En modo avión



Imagen de Andrea Vicenzo

 Por Esperanza Goiri

A los diecisiete años viajé por primera vez en avión, a Grecia y Bulgaria, con mis compañeros de COU. Varios miembros de mi familia sentían pánico hacia este medio de transporte, pero la experiencia me encantó. Desde entonces, siempre que se presenta la ocasión y las circunstancias lo permiten, he vuelto a volar, por lo que me espera al llegar a destino y por el vuelo en sí mismo.

Es cierto que el avión implica, para el viajero, una serie de servidumbres engorrosas que solo cabe aceptar con resignación por motivos de seguridad. Dicho esto, algunas compañías aéreas podrían mejorar notablemente el trato hacia sus clientes, por que a veces nos sentimos trasladados como ganado, sin ningún miramiento, de un lugar a otro.

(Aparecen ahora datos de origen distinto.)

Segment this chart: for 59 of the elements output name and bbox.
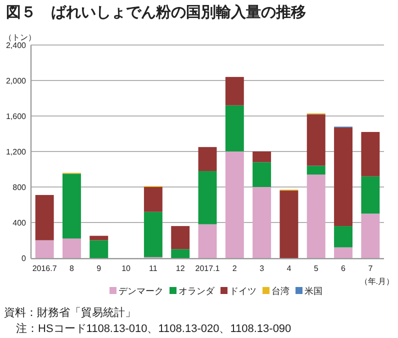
bar [144,212,162,258]
legend-label: 米国 [304,286,322,296]
bar [306,174,326,258]
x-tick-label: 5 [314,264,319,273]
text: 注：HSコード1108.13-010、1108.13-020、1108.13-090 [16,322,292,335]
x-tick-label: 9 [96,264,102,273]
bar [90,240,108,258]
x-axis-title: （年.月） [360,277,394,286]
y-tick-label: 2,000 [6,76,27,86]
y-tick-label: 0 [22,254,27,263]
x-tick-label: 11 [149,264,158,273]
bar [90,236,108,240]
legend-label: オランダ [178,286,216,296]
bar [334,247,352,258]
bar [171,249,190,258]
bar [198,147,217,172]
bar [62,238,81,258]
bar [361,176,380,214]
bar [35,194,54,240]
y-tick-label: 2,400 [6,41,27,50]
bar [144,187,162,212]
title: 図５ ばれいしょでん粉の国別輸入量の推移 [6,4,306,21]
bar [198,171,217,224]
bar [334,128,352,226]
bar [361,132,380,176]
bar [252,162,272,187]
x-tick-label: 8 [70,264,75,273]
bar [225,76,244,106]
bar [171,226,190,250]
legend-label: ドイツ [230,286,256,296]
x-tick-label: 7 [368,264,374,273]
x-tick-label: 2017.1 [195,264,220,273]
x-tick-label: 10 [122,264,132,273]
y-tick-label: 1,200 [6,148,27,156]
bar [306,166,326,175]
x-tick-label: 2 [232,264,238,273]
x-tick-label: 2016.7 [32,264,58,273]
x-tick-label: 12 [176,264,186,273]
bar [225,105,244,152]
y-tick-label: 400 [12,218,27,228]
x-tick-label: 6 [341,264,346,273]
y-tick-label: 800 [12,183,27,192]
bar [252,152,272,162]
x-tick-label: 3 [260,264,265,273]
bar [334,226,352,248]
legend-label: デンマーク [118,286,164,296]
bar [280,190,298,258]
x-tick-label: 4 [286,264,292,273]
bar [361,214,380,258]
bar [225,152,244,258]
bar [252,187,272,258]
text: 資料：財務省「貿易統計」 [4,306,136,319]
legend-label: 台湾 [272,286,290,296]
bar [35,240,54,258]
y-axis-title: （トン） [4,33,36,42]
bar [306,114,326,166]
bar [62,174,81,238]
bar [198,224,217,258]
y-tick-label: 1,600 [6,112,27,121]
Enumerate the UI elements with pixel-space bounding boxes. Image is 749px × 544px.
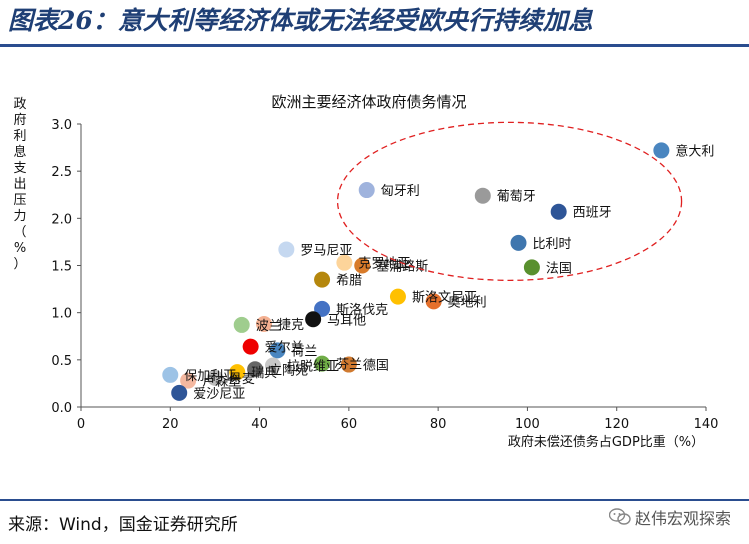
x-tick-label: 80 (430, 417, 447, 432)
y-axis-label-char: 压 (13, 193, 26, 208)
y-axis-label-char: 力 (13, 209, 26, 224)
y-axis-label-char: % (14, 241, 26, 256)
data-point (247, 361, 264, 378)
y-tick-label: 1.5 (51, 260, 72, 275)
y-axis-label-char: 府 (13, 113, 26, 128)
data-label: 马耳他 (327, 313, 366, 328)
y-tick-label: 2.0 (51, 212, 72, 227)
watermark: 赵伟宏观探索 (608, 505, 731, 529)
data-point (233, 316, 250, 333)
data-label: 希腊 (336, 274, 362, 289)
y-axis-ticks: 0.0 0.5 1.0 1.5 2.0 2.5 3.0 (51, 118, 81, 416)
figure-title: 图表26：意大利等经济体或无法经受欧央行持续加息 (8, 6, 593, 35)
data-label: 法国 (546, 261, 572, 276)
data-point (425, 293, 442, 310)
data-label: 拉脱维亚 (287, 359, 339, 374)
data-label: 匈牙利 (381, 184, 420, 199)
y-axis-label-char: 支 (13, 161, 26, 176)
data-point (653, 142, 670, 159)
data-label: 西班牙 (573, 206, 612, 221)
y-tick-label: 2.5 (51, 165, 72, 180)
data-label: 塞浦路斯 (376, 259, 428, 275)
data-point (523, 259, 540, 276)
y-axis-label-char: 利 (13, 129, 26, 144)
x-axis-ticks: 0 20 40 60 80 100 120 140 (77, 407, 719, 432)
data-point (180, 372, 197, 389)
data-point (314, 300, 331, 317)
data-point (510, 234, 527, 251)
x-tick-label: 60 (341, 417, 358, 432)
data-label: 波兰 (256, 319, 282, 334)
x-tick-label: 0 (77, 417, 85, 432)
data-label: 芬兰 (336, 358, 362, 373)
data-label: 荷兰 (291, 344, 317, 359)
data-label: 爱尔兰 (265, 341, 304, 356)
x-tick-label: 40 (251, 417, 268, 432)
y-axis-label-char: 出 (13, 177, 26, 192)
data-point (550, 203, 567, 220)
watermark-text: 赵伟宏观探索 (634, 509, 731, 528)
footer-rule (0, 499, 749, 501)
data-point (314, 271, 331, 288)
x-tick-label: 120 (604, 417, 629, 432)
data-points (162, 142, 670, 401)
source-label: 来源：Wind，国金证券研究所 (8, 515, 238, 535)
data-point (256, 315, 273, 332)
y-tick-label: 1.0 (51, 307, 72, 322)
highlight-ellipse (336, 121, 683, 282)
data-point (171, 384, 188, 401)
x-axis-label: 政府未偿还债务占GDP比重（%） (508, 434, 704, 450)
data-label: 丹麦 (229, 372, 255, 387)
data-point (314, 355, 331, 372)
data-point (354, 257, 371, 274)
data-point (305, 311, 322, 328)
data-label: 卢森堡 (202, 374, 241, 390)
data-point (162, 366, 179, 383)
chart-title: 欧洲主要经济体政府债务情况 (271, 93, 466, 111)
y-tick-label: 3.0 (51, 118, 72, 133)
y-tick-label: 0.5 (51, 354, 72, 369)
y-axis-label-char: 政 (13, 97, 26, 112)
data-label: 立陶宛 (269, 362, 308, 378)
data-point (474, 187, 491, 204)
data-point (269, 342, 286, 359)
data-label: 斯洛文尼亚 (412, 291, 477, 306)
data-point (278, 241, 295, 258)
wechat-icon (608, 508, 631, 525)
data-label: 罗马尼亚 (300, 243, 352, 258)
x-tick-label: 140 (694, 417, 719, 432)
data-label: 意大利 (675, 143, 714, 159)
title-rule (0, 44, 749, 47)
x-tick-label: 100 (515, 417, 540, 432)
data-point (206, 369, 223, 386)
y-tick-label: 0.0 (51, 401, 72, 416)
data-point (336, 254, 353, 271)
data-label: 奥地利 (448, 295, 487, 310)
data-label: 保加利亚 (184, 369, 236, 384)
data-label: 德国 (363, 359, 389, 374)
data-label: 葡萄牙 (497, 190, 536, 205)
data-label: 斯洛伐克 (336, 303, 388, 318)
data-point (242, 338, 259, 355)
data-label: 克罗地亚 (358, 257, 410, 272)
data-point (340, 356, 357, 373)
data-label: 捷克 (278, 318, 304, 333)
data-label: 比利时 (533, 237, 572, 252)
y-axis-label-char: 息 (13, 144, 26, 160)
y-axis-label-char: ） (13, 257, 26, 272)
data-point (229, 364, 246, 381)
data-label: 爱沙尼亚 (193, 387, 245, 402)
data-point (389, 288, 406, 305)
data-point (264, 357, 281, 374)
y-axis-label-char: （ (13, 225, 26, 240)
x-tick-label: 20 (162, 417, 179, 432)
data-point (358, 182, 375, 199)
data-label: 瑞典 (251, 366, 277, 381)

Pero una vez cumplimentados todos los trámites, con el cinturón de seguridad ceñido y rumbo al cielo, comienza lo bueno. Procuro asegurarme un asiento con ventanilla para disfrutar del espectáculo. El móvil está obligatoriamente en modo avión, lo que permite aislarse del exterior y que mientras dure el trayecto no haya mensajes, llamadas, ni WhatsApp que perturben tu tranquilidad. Flotando, literal y metafóricamente, entre nubes, tienes oportunidad de reflexionar y tomar distancia de lo que has dejado abajo. Te embarga la sensación de que los problemas se empequeñecen cuanto mayor es la altura y eres consciente de tu propia insignificancia, ahí suspendida, dentro de un artefacto metálico que planea desafiando las leyes más elementales de la física. 
Mucha gente cuando tiene problemas piensa que poniendo tierra de por medio, estos desaparecen. No lo comparto. Los conflictos te acompañan y van contigo allá donde estés. Los puedes ignorar, camuflar o edulcorar; pero tenaces, esperan agazapados, aguardando su oportunidad para reaparecer inesperadamente. El alejamiento sí permite relativizar la cuestión que te preocupa y contemplar perspectivas y opciones que, inmersa en el meollo del asunto, no eres capaz de ver. Por eso, cuando tengo en la cabeza “grumos mentales“, expresión que me he apropiado del filósofo Emilio Lledó, ante la imposibilidad de volar todo lo que me gustaría, pongo en casa el móvil en modo avión, me sirvo una copa de vino (infinitamente mejor que el ofrecido por la compañía aérea, al menos el que dan en las que me puedo permitir pagar), miro por la ventana el firmamento madrileño y recapacito mientras espero que se disuelvan los grumos lentamente. Sí, ya sé que no es lo mismo, pero si el grupo Mecano se montó Hawái y Bombay, que son dos paraísos, en su piso, yo, más modesta, me conformo con subirme de vez en cuando en mi particular Airbus casero y tomar distancia volando.